In his 20s, he had restlessly aspired to be a famous poet. He craved literary success and was devastated by his setbacks when success as a poet didn’t come to him. After coming to Christ, he gave up trying to write anything “important” and began to just try to be the best English professor he could be. His ambition now out of the way, God did in fact use him to write some of the most “important” literature of the 20th century. God used Lewis’ years of atheism to make him an ideal person to speak to the skepticism so many 20th century people felt. Unlike many evangelists who trivialize objections to Christianity as if they weren’t to be taken seriously, Lewis grappled with objections humbly, knowing firsthand what it felt like to have bought into the lie of unbelief.
The change in Lewis’ post-conversion demeanor is most sharply seen by reading his letters, which have recently been published in three volumes by Walter Hooper, literary advisor of C.S. Lewis’ estate. In his 20s, Lewis’ letters often come across as sarcastic, snobbish, and somewhat condescending to people less intellectual than him. Even racism and sexism are not absent from Lewis’ pre-conversion letters. After becoming a Christian, the tone of Lewis’ letters changed. He ceased to talk about himself and his own prerogative. He came to regard people—all people, whether male or female, educated or uneducated—as image-bearers of God, and therefore deserving to be taken seriously with respect and dignity.

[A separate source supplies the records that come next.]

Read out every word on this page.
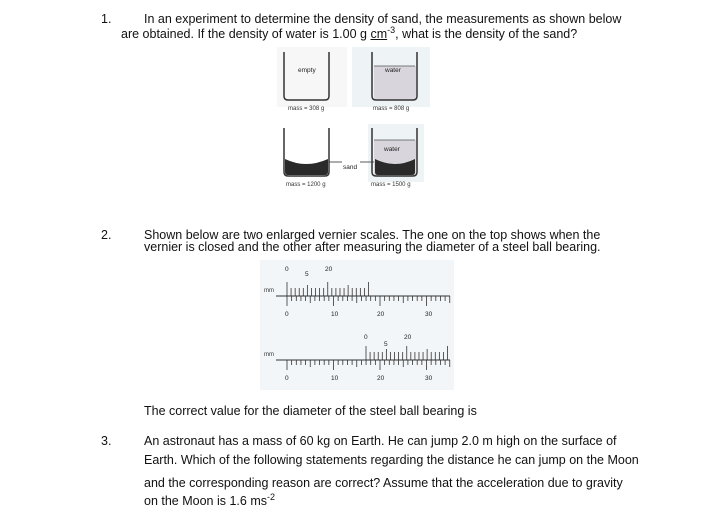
1.	In an experiment to determine the density of sand, the measurements as shown below
are obtained. If the density of water is 1.00 g $cm^{-3}$, what is the density of the sand?
empty
mass = 308 g
water
mass = 808 g
sand
mass = 1200 g
water
mass = 1500 g
2.	Shown below are two enlarged vernier scales. The one on the top shows when the
vernier is closed and the other after measuring the diameter of a steel ball bearing.
mm
0
5
20
0	10	20	30
mm
0
5
20
0	10	20	30
The correct value for the diameter of the steel ball bearing is
3.	An astronaut has a mass of 60 kg on Earth. He can jump 2.0 m high on the surface of
Earth. Which of the following statements regarding the distance he can jump on the Moon
and the corresponding reason are correct? Assume that the acceleration due to gravity
on the Moon is 1.6 $ms^{-2}$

It would be overly simplistic to say that Lewis never wrestled with doubts ever again. In 1960, after the loss of his wife, Helen Joy Davidman, to bone cancer, Lewis struggled to make sense of how a good God could permit his wife to undergo such torture. Lewis despaired at times, as any man would in the same situation, but he didn’t lose his faith. His classic, A Grief Observed, shows a man who has had the audacity to cry out to God, not holding back his frustration. Though he never “got over” Joy’s death, in the end, Lewis had peace that God hadn’t abandoned him.

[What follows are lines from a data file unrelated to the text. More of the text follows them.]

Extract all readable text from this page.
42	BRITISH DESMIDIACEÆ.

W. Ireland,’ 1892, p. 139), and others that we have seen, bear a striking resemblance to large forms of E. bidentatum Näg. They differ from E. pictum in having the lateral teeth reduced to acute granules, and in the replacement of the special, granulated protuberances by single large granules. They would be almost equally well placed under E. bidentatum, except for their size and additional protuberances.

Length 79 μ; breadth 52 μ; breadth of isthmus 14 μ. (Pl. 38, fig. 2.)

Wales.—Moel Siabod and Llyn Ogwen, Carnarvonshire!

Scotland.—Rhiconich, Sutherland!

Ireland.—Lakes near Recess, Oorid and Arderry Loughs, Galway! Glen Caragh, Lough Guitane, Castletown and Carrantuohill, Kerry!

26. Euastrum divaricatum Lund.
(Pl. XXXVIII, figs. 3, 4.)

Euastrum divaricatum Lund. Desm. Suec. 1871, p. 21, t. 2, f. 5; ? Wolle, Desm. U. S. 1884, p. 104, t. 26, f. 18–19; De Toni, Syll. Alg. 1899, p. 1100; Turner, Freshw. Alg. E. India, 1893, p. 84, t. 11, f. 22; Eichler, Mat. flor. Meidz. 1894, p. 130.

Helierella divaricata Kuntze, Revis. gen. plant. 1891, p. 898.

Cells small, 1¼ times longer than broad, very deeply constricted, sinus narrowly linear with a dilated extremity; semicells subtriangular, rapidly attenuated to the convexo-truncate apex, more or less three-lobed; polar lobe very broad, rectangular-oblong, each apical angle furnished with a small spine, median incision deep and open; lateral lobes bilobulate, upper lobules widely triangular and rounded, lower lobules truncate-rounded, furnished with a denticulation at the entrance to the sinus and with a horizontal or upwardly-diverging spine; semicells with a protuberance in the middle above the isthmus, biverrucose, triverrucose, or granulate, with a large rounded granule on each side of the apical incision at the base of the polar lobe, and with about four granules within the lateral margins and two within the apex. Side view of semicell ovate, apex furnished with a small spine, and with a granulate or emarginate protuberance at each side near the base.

This November 22 marks the 50th anniversary of Lewis’ death. As book sales year in and year out indicate, Lewis’ influence as a Christian thinker continues as strong as ever. If anything, Lewis is reaching more people now than during his own lifetime. Lewis serves as an example of a man who surrendered his life and will to Christ and was used by God in ways he himself could never have anticipated.